19. ELECTRONIC DELIVERY OF DOCUMENTS. By signing this Agreement, the Awardee (i) consents to the electronic delivery of this Agreement,
all information with respect to the Plan and the RSUs, and any reports of the Company provided generally to the Company’s stockholders; (ii) acknowledges
that the Awardee may receive from the Company a paper copy of any documents delivered electronically at no cost to the Awardee by contacting the Company
by telephone or in writing; (iii) further acknowledges that the Awardee may revoke the Awardee’s consent to the electronic delivery of documents at any time by
notifying the Company of such revoked consent by telephone, postal service or electronic mail; and (iv) further acknowledges that the Awardee understands
that the Awardee is not required to consent to electronic delivery of documents.
20. MISCELLANEOUS.
(a) This writing constitutes the entire agreement of the parties with respect to the subject matter hereof and may not be modified or amended except by a
written agreement signed by Awardee and the Company, other than as provided in paragraph (g) below. Anything in this Agreement to the contrary
notwithstanding, any modification or amendment of this Agreement by a written agreement signed by, or binding upon, Awardee shall be valid and binding
upon any and all persons or entities who may, at any time, have or claim any rights under or pursuant to this Agreement (including all Awardees hereunder) in
respect of the Award granted to the Awardee.
(b) No waiver of any breach or default hereunder shall be considered valid unless in writing and no such waiver shall be deemed a waiver of any
subsequent breach or default of the same or similar nature. Anything in this Agreement to the contrary notwithstanding, any waiver, consent or other
instrument under or pursuant to this Agreement signed by, or binding upon, Awardee shall be valid and binding upon any and all persons or entities (other
than the Company) who may, at any time, have or claim any rights under or pursuant to this Agreement (including all Awardees hereunder) in respect of the
Award originally granted to Awardee.
(c) Except as otherwise expressly provided herein, this Agreement shall be binding upon and inure to the benefit of the Company, its successors and
assigns, and Awardee and his heirs, personal representatives, successors and assigns; provided, however, that nothing contained herein shall be construed as
granting Awardee the right to transfer any of his Award except in accordance with this Agreement. If the Award is settled upon the death of the Awardee, the
Award shall be considered transferred to the person or persons (the “Heir”) to whom Awardee’s rights under the Award passed by will or by the applicable laws
of descent and distribution, as to all shares of Stock granted under this Award. It shall be the responsibility of the Heir to notify the Company of any changes
in address.
(d) If any provision of this Agreement shall be invalid or unenforceable, such invalidity or unenforceability shall attach only to such provision and
shall not in any manner affect or render invalid or unenforceable any other severable provision of this Agreement, and this Agreement shall be carried out as if
any such invalid or unenforceable provision were not contained herein.

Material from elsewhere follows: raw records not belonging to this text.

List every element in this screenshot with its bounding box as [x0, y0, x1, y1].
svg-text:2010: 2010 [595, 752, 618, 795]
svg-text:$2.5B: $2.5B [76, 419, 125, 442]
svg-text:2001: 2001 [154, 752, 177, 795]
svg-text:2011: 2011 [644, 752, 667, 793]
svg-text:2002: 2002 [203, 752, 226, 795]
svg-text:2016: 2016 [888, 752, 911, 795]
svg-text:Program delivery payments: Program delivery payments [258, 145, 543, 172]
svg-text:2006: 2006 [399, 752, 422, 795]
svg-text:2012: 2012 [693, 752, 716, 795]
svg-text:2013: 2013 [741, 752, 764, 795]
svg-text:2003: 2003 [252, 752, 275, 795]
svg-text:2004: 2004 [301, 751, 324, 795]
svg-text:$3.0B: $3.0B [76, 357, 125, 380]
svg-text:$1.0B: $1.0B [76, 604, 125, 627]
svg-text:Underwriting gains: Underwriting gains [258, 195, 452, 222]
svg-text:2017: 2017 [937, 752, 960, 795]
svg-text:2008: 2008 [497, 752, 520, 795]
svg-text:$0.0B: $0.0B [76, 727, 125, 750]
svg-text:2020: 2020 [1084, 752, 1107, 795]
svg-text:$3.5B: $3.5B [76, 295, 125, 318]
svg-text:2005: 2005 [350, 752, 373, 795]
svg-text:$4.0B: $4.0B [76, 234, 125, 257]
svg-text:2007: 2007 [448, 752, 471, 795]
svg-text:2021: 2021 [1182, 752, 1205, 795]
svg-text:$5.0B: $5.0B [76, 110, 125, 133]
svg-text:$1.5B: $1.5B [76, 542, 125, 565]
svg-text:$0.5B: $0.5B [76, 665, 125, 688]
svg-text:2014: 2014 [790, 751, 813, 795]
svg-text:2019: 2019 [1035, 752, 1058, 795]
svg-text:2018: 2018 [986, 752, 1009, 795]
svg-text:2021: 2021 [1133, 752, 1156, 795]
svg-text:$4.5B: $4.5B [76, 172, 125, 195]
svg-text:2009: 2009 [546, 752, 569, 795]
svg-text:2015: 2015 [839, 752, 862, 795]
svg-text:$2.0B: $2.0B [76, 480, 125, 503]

(e) The section headings contained herein are for the purposes of convenience only and are not intended to define or limit the contents of said sections.
(f) Each party hereto shall cooperate and shall take such further action and shall execute and deliver such further documents as may be reasonably
requested by any other party in order to carry out the provisions and purposes of this Agreement.